Dalam Islam sendiri perasaan cemas, khawatir, galau dan gelisah termasuk pada ciri-ciri lemahnya iman seseorang, mengapa ini bisa terjadi?
Lemahnya iman seseorang bisa disebabkan karena dirinya sedang disibukan dengan hal-hal duniawi, sehingga dapat menjauhkan pada amalan-amalan yang sudah diperintahkan. Kesibukan duniawi juga dapat membuat kita lalai dalam melaksanakan ibadah.
Melemahnya iman juga bisa disebakan oleh faktor lingkungan hidup, seperti salah memilih teman. Perlu dipahami bersama, memilih teman bukan berarti membeda-bedakan mereka.
Terkadang kita perlu teman taat untuk menyelamatkan diri dari panasnya neraka.
Teman juga memilki andil penting dalam masa pencarian jati diri ini. Kembali menyibukkan diri dengan mengejar target dan tujuan hidup, tampaknya menjadi salah satu solusi tatkala kita mengalami quarter life crisis.

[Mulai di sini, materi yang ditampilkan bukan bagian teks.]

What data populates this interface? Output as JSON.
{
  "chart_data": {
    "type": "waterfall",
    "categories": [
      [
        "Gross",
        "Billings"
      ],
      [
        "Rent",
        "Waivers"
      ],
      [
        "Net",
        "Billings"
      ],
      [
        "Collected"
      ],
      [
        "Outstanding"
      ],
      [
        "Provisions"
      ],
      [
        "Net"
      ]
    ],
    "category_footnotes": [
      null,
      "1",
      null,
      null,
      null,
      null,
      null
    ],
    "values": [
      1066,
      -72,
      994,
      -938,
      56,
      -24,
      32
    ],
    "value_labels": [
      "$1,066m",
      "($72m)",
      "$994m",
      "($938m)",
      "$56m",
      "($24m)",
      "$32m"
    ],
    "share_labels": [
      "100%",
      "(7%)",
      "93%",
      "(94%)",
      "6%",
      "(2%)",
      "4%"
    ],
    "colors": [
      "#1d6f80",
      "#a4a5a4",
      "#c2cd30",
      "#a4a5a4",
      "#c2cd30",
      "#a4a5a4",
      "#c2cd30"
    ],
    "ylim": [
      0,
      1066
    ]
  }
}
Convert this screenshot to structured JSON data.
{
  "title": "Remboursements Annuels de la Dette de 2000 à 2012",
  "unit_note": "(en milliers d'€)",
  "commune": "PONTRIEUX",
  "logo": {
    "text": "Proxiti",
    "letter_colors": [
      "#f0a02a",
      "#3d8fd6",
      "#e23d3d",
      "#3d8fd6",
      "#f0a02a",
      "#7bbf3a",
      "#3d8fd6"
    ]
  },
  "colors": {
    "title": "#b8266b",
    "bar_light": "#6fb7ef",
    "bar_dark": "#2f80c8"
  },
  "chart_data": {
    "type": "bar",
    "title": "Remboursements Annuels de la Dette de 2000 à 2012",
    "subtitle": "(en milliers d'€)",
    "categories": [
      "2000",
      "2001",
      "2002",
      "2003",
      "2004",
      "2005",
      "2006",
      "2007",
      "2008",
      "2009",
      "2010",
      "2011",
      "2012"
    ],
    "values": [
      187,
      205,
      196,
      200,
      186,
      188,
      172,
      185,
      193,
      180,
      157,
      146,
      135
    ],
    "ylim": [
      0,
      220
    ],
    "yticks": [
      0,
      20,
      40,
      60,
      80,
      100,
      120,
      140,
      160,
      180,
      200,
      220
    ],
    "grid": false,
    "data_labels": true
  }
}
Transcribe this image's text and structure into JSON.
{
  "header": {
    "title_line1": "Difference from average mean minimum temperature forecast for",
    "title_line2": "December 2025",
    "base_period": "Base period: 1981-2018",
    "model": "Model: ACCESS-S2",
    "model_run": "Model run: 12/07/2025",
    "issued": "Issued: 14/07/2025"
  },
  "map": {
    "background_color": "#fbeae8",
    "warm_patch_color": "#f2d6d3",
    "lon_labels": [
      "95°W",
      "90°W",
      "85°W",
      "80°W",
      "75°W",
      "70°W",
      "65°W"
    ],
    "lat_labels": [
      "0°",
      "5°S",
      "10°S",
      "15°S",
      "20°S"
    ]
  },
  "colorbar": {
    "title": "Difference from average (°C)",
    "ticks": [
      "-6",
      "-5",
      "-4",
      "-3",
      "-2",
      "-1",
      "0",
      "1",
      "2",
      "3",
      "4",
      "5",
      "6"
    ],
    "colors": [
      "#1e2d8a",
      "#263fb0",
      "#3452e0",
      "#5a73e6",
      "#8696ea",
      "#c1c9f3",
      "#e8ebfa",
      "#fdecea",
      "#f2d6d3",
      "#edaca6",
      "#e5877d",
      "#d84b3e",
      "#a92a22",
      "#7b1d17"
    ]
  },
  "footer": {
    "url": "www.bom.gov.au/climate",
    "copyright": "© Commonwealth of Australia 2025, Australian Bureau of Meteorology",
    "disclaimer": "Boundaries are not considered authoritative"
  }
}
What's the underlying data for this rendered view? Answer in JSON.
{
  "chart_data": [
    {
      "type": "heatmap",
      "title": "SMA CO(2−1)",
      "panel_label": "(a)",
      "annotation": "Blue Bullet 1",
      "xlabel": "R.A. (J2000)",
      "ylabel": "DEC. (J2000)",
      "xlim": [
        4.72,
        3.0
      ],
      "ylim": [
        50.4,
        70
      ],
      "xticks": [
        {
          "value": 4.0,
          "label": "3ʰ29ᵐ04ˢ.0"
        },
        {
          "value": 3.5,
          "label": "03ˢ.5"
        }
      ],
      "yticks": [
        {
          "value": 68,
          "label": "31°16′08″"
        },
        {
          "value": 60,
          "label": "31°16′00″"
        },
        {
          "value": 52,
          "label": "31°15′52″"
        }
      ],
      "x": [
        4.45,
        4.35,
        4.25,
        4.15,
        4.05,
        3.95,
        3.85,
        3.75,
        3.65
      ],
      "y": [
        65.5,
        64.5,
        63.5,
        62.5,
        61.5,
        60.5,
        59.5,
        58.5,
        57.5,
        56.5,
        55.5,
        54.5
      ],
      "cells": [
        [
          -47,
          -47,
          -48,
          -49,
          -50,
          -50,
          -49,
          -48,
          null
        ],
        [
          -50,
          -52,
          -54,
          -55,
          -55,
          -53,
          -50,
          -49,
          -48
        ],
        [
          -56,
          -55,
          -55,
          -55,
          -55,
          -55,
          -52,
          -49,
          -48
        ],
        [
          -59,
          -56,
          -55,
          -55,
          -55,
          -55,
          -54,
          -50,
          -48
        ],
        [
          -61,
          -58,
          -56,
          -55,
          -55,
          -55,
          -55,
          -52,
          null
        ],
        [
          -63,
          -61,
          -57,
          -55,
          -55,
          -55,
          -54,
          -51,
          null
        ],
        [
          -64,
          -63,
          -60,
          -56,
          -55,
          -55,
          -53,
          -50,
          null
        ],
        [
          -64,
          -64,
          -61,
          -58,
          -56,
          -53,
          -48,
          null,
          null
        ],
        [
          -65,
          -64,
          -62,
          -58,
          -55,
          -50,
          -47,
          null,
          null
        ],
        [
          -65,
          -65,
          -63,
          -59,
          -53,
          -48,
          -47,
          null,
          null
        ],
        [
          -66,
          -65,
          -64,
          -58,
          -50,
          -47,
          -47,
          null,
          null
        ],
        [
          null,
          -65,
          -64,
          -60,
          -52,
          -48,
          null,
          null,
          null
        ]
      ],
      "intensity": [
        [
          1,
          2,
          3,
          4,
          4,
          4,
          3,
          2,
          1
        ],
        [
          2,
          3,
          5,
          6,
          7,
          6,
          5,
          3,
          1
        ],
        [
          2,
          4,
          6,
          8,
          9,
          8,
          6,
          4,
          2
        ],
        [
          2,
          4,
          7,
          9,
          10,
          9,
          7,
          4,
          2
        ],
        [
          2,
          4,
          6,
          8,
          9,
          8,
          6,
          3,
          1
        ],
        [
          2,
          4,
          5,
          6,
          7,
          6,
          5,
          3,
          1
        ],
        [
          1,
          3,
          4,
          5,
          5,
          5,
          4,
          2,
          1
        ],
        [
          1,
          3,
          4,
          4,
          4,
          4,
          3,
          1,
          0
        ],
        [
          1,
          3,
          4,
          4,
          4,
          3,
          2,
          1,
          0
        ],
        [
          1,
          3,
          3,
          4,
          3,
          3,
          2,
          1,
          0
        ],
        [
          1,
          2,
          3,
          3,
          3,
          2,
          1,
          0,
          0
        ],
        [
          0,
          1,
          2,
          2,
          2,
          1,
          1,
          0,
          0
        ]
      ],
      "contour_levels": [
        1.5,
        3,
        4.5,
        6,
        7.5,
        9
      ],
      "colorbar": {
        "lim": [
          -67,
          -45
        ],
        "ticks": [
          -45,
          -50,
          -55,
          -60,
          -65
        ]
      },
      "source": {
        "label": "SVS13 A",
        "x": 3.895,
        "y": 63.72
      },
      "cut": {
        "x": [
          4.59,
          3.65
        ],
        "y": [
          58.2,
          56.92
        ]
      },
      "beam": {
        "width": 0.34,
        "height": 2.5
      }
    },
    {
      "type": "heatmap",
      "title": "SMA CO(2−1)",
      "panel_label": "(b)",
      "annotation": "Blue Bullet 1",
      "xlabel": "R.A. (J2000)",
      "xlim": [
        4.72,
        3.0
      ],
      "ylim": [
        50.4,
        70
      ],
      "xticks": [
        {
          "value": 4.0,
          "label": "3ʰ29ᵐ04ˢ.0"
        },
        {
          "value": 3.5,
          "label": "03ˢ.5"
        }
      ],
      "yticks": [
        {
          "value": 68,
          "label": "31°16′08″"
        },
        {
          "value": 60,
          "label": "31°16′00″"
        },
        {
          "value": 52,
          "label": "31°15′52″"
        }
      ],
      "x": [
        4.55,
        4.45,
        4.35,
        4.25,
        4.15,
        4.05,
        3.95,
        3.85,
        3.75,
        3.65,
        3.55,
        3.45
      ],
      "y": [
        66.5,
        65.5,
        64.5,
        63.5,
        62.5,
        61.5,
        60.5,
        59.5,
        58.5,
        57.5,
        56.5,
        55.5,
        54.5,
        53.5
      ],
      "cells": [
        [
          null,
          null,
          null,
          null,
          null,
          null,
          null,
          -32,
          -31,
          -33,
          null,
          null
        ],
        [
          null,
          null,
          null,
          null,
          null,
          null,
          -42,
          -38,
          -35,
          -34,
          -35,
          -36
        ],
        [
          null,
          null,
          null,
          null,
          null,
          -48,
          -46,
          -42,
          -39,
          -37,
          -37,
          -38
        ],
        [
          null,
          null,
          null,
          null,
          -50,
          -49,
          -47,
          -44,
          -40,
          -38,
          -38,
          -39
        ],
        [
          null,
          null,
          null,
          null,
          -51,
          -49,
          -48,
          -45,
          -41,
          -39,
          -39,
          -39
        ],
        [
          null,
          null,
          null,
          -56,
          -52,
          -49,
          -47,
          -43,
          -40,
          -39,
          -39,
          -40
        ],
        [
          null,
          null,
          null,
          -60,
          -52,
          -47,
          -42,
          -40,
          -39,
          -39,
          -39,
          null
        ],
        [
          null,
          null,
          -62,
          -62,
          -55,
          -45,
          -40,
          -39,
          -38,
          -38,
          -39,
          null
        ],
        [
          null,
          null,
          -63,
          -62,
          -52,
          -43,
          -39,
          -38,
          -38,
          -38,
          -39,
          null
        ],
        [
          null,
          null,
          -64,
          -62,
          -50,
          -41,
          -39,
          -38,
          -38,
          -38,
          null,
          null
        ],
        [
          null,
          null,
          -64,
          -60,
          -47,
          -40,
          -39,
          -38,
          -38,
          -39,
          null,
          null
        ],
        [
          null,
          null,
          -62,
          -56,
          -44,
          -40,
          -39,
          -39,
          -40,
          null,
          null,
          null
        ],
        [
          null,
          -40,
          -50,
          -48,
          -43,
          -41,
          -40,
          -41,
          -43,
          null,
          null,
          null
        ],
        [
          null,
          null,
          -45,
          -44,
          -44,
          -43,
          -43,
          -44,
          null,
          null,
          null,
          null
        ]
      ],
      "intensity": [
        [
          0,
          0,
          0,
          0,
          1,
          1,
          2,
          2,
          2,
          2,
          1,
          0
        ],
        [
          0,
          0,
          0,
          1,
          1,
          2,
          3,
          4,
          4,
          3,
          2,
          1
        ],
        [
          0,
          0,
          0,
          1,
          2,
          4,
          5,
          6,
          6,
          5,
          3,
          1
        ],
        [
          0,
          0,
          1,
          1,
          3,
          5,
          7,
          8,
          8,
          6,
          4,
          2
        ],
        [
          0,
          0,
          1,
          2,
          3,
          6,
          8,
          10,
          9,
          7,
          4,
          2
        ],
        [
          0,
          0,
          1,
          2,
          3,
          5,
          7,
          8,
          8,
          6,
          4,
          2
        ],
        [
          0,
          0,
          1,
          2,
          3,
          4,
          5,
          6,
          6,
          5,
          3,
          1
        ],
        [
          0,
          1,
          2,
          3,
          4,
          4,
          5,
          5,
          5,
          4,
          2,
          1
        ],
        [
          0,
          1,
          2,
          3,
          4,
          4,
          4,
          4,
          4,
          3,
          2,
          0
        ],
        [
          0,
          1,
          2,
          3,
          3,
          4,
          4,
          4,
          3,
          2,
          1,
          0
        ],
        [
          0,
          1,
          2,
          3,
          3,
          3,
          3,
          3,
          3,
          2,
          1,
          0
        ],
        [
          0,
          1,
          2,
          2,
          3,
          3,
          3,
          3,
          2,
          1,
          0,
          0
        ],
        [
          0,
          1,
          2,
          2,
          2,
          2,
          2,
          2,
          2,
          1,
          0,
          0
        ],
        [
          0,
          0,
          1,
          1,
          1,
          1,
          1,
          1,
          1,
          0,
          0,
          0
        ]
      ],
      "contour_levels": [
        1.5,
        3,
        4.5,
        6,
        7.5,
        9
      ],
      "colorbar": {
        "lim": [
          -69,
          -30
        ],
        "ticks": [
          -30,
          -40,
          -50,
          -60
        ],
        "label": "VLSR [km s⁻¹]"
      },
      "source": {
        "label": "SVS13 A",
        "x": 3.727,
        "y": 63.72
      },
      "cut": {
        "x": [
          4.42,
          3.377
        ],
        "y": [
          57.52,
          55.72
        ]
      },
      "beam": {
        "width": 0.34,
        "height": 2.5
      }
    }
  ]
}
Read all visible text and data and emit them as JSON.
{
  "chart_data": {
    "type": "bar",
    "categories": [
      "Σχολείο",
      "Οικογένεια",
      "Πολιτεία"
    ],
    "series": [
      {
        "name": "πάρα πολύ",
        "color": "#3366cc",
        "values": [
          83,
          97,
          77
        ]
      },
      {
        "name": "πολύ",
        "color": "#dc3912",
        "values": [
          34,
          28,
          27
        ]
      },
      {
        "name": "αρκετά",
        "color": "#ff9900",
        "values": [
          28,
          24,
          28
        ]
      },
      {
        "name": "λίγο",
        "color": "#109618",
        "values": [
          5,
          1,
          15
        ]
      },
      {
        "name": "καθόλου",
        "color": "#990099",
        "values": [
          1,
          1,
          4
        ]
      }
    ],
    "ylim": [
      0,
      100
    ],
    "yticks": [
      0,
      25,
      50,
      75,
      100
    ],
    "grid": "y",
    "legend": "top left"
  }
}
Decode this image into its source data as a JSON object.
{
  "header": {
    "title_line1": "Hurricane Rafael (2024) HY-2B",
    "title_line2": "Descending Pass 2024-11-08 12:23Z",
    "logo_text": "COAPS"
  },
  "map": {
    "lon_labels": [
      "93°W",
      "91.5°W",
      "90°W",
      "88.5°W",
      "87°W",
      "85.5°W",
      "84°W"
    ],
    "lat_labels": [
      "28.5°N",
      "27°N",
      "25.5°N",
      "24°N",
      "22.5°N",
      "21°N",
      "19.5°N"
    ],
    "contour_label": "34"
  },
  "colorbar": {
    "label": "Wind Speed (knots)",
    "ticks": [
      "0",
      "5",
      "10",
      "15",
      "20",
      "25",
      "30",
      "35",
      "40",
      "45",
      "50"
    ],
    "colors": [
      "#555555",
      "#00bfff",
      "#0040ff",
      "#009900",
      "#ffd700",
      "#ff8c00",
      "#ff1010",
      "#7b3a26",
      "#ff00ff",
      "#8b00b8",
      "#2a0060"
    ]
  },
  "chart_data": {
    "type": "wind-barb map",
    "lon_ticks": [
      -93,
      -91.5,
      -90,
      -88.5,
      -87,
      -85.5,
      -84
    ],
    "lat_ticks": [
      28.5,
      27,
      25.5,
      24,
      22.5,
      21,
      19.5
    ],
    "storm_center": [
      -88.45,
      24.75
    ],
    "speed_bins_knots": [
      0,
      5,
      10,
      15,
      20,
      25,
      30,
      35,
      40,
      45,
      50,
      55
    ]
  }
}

Sebagaimana firman Allah dalam surat Ar-rad’u ayat 11
إِنَّ اللهَ لا يُغَيِّرُ مَا بِقَوْمٍ حَتَّى يُغَيِّرُوا مَابِأَنْفُسِهِم
Artinya” sesungguhnya Allah tidak akan mengubah nasib suatu kaum, sebelum mereka mengubah keadaaan mereka sendiri”
Menurut At-Thabrani, ayat ini menjelaskan kepada kita mengenai kebaikan dan kenikmatan yang telah Allah berikan. Allah tidak akan mengubah kenikmatan itu, kecuali mereka yang mengubah kenikmatan menjadi keburukan sebab perilaku dan sikap zalim pada diri sendiri dan saudara.
Perubahan tidak datang dengan sendirinya, jika kita ingin mencapai semua impian, mulai lah bergerak untuk mencapainya.
Fokuslah pada tujuan dan pencapaian diri sendiri, bukan pada pencapaian orang lain.
Ikhtiar dan doa juga sangat diperlukan, bertawakal adalah bentuk kita berbaik sangka pada Allah, sebagai seorang hamba. Tugas kita hanya berusaha melakukan sesuatu dengan maksimal, sedangkan hasil tetap berada ditangan Allah.